The monarchy’s success, Charles knew, depended on appealing to emotion and mythology. Sensitive to any public resistance, he had agreed with Downing Street that as king he would ‘hit the ground running’. Like a political campaign, he would first address the nation and then barnstorm through the country, with appearances in London followed by flights to Cardiff, Belfast and Edinburgh. His message would reflect the king’s in Giuseppe di Lampedusa’s celebrated historical novel The Leopard: ‘If we want things to stay as they are, things will have to change.’ Charles was a mortal prepared to bend to the changing reality, but nevertheless certain that his values – spiritual and moral – would unite the nation. At least there would be no further opposition in Buckingham Palace.

On his return to London after the tour, his own staff from Clarence House will have quietly replaced the queen’s officials. The handover, he stipulated, would demonstrate the nation’s trust of himself and the monarchy, although, according to one senior official, ‘there are doubts whether Charles trusts his own staff’. A parallel doubt is whether he loves his own fate. As king, he will be expected to symbolise the best of British values, and to unify the nation in crisis and celebration. The question is whether he can meet that necessity. If he chooses, as rumoured, to remain in Clarence House and not move into Buckingham Palace, he would weaken one enduring symbol and confirm his self-interest.

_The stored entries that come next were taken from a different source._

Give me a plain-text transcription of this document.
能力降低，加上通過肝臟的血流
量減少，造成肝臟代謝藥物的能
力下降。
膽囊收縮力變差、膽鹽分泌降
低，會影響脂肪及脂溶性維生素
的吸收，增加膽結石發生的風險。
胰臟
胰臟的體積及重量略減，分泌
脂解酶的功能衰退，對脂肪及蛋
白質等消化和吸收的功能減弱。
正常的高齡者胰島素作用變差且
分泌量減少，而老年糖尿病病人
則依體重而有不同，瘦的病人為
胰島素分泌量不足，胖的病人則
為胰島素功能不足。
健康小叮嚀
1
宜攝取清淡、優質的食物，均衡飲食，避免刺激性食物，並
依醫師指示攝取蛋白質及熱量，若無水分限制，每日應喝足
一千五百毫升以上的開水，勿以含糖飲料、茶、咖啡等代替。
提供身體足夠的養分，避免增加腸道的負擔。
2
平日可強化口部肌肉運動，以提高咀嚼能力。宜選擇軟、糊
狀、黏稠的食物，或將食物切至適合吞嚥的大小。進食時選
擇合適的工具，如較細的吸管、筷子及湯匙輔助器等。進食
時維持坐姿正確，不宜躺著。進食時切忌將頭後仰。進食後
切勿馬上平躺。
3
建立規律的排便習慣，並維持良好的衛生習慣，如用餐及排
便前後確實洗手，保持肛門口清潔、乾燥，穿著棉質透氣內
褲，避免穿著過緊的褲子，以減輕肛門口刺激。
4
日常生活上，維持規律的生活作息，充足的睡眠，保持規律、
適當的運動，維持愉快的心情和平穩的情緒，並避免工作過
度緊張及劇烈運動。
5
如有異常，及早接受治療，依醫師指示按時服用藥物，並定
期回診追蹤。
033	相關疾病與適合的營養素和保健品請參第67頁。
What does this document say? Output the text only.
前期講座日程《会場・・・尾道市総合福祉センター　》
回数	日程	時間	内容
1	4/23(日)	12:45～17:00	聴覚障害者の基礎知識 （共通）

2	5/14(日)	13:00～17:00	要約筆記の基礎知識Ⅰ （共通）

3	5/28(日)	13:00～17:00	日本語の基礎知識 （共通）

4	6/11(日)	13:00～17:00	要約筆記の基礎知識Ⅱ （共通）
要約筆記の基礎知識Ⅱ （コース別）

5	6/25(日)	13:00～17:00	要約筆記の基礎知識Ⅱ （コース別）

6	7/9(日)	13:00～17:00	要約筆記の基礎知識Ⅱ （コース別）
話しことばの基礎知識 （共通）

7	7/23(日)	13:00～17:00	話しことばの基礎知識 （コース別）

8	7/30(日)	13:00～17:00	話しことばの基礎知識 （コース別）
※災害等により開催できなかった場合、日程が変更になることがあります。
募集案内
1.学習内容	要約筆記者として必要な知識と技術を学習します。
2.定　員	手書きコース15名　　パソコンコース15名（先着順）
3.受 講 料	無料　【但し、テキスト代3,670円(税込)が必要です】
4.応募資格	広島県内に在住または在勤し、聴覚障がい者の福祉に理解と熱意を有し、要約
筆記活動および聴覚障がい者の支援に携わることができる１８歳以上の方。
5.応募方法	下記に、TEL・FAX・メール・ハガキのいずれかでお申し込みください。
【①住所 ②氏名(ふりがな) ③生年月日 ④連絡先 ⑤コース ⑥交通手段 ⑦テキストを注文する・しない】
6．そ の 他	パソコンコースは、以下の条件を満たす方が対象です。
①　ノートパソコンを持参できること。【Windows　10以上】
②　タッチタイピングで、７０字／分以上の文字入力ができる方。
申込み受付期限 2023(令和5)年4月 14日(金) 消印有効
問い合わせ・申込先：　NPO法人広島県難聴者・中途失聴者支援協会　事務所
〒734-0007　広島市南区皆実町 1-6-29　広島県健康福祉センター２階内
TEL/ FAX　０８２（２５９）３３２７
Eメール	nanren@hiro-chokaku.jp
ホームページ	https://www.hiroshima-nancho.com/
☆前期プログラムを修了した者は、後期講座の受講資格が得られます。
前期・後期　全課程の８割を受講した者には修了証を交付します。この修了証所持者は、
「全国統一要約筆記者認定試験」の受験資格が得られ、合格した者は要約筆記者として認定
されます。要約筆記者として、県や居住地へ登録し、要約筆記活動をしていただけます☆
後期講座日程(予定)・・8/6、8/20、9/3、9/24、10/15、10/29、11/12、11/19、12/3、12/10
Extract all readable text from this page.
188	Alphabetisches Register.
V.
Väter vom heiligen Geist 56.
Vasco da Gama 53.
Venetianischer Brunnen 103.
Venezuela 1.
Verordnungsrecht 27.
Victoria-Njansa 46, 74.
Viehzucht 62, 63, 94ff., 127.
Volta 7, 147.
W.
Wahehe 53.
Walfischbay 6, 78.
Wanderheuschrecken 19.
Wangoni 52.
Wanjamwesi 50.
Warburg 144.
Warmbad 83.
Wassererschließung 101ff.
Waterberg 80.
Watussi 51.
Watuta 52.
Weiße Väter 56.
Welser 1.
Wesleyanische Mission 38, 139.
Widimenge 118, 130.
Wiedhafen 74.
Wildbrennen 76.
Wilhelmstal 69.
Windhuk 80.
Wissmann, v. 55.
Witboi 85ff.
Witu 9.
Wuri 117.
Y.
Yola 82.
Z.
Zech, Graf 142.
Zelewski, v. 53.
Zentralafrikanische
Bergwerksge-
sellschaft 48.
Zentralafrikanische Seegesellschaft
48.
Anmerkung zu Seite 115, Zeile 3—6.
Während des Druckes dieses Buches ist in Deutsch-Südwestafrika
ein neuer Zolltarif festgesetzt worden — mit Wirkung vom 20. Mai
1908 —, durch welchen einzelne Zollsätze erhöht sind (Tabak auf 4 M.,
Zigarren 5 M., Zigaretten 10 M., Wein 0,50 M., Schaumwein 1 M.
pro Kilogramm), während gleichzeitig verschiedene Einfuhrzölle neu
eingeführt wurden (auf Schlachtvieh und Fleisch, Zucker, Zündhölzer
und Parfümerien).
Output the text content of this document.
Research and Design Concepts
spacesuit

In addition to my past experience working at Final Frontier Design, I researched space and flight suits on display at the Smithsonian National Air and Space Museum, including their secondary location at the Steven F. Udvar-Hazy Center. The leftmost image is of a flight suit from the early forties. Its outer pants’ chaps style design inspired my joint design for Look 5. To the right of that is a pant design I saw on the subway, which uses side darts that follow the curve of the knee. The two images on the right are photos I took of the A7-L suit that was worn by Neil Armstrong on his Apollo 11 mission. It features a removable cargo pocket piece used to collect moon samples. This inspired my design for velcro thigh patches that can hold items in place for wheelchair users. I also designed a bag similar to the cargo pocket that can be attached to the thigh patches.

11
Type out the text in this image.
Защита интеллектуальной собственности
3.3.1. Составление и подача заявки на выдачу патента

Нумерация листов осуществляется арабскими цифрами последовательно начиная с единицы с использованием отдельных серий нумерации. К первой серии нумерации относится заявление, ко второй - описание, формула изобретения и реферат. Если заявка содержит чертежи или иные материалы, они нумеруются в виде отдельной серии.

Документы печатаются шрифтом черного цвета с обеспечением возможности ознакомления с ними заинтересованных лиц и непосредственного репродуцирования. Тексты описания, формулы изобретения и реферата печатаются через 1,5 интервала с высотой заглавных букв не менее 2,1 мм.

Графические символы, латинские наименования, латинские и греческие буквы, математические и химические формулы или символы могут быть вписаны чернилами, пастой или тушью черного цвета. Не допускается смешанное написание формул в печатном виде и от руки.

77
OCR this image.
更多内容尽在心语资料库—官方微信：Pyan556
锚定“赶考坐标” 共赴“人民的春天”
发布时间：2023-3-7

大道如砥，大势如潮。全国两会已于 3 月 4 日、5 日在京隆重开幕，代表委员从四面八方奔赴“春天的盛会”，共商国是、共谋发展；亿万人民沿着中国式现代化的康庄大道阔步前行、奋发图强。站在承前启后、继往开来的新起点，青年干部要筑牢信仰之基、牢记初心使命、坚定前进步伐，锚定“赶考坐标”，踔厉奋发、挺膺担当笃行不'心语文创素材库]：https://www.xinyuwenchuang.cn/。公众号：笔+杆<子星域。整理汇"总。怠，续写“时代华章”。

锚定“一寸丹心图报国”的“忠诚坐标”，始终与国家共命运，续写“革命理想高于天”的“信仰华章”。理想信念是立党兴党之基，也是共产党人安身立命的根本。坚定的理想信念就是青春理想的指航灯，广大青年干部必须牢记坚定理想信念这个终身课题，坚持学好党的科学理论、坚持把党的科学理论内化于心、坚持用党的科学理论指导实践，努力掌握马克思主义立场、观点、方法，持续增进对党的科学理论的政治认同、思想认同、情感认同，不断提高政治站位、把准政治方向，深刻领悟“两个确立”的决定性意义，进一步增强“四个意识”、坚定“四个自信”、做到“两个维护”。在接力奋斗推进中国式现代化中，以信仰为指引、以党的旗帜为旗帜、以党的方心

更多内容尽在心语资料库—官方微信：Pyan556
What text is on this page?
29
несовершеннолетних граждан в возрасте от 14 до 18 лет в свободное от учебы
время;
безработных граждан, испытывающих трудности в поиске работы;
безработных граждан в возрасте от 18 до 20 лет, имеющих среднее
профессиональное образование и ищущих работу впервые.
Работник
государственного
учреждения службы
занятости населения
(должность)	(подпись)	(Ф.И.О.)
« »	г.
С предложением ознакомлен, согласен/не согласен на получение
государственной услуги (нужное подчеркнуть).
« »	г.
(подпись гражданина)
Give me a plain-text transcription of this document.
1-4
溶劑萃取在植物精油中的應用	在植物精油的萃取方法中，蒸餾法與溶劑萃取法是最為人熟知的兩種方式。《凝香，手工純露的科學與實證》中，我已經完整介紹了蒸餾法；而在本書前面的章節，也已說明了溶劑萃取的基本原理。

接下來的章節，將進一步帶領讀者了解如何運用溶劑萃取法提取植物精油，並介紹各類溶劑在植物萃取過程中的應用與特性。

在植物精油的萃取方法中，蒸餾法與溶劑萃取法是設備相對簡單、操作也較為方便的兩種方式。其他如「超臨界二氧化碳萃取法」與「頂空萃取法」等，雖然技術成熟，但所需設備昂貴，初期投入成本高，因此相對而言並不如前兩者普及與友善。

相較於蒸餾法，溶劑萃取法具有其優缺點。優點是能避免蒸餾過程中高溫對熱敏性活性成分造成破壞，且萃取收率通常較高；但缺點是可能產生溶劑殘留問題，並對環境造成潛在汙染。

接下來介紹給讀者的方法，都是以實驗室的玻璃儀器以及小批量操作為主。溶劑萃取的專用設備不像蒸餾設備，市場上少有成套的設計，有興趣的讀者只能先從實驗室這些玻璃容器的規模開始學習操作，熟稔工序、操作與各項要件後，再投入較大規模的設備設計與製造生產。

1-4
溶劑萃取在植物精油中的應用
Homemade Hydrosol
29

In anticipation of his coronation, the Royal Mint has finalised the plans to replace his mother’s portrait on coins with that of Charles. That task was complicated by Charles’s requests. Like the Duke of Windsor, the former King Edward VIII, Charles prefers his left profile rather than the conventional right-hand side. The Mint agreed to prepare drawings of both profiles for Charles’s approval, but he was dissatisfied with the result. Both portraits showed his thinning hair and reflected his age. He demanded that he should be shown with a full head of hair, and considerably younger. The revised version was more satisfactory. He was less pleased when the Mint suggested that it should also prepare portraits for King William. That, Charles ordained, was pushing fate too far. As king, there seems little likelihood that Charles will be generous towards his two brothers, or will bond more closely with his sons. As in all his personal relationships, it seems likely that he will act alone, without any restraining adviser. For committed monarchists, that independence is alarming. They can only hope for the best.

Finally, there was the detail of the coronation. Tampering with the ritual ceremony, Charles has been persuaded, would be folly. The monarch’s strength depends upon tradition. Despite the decline of Christianity, the supremacy of the Anglican Church, Charles agreed, will be reaffirmed by the Archbishop of Canterbury’s unchallenged authority to crown the prince as defender of the faith. The alternative would be unacceptable to most Britons. Nevertheless, agreement about the final details, the participants and the words remains undecided, except for the finale. At the end of the ceremony the congregation will shout, ‘God Save the King!’ Charles profoundly hopes that the country will echo that plea.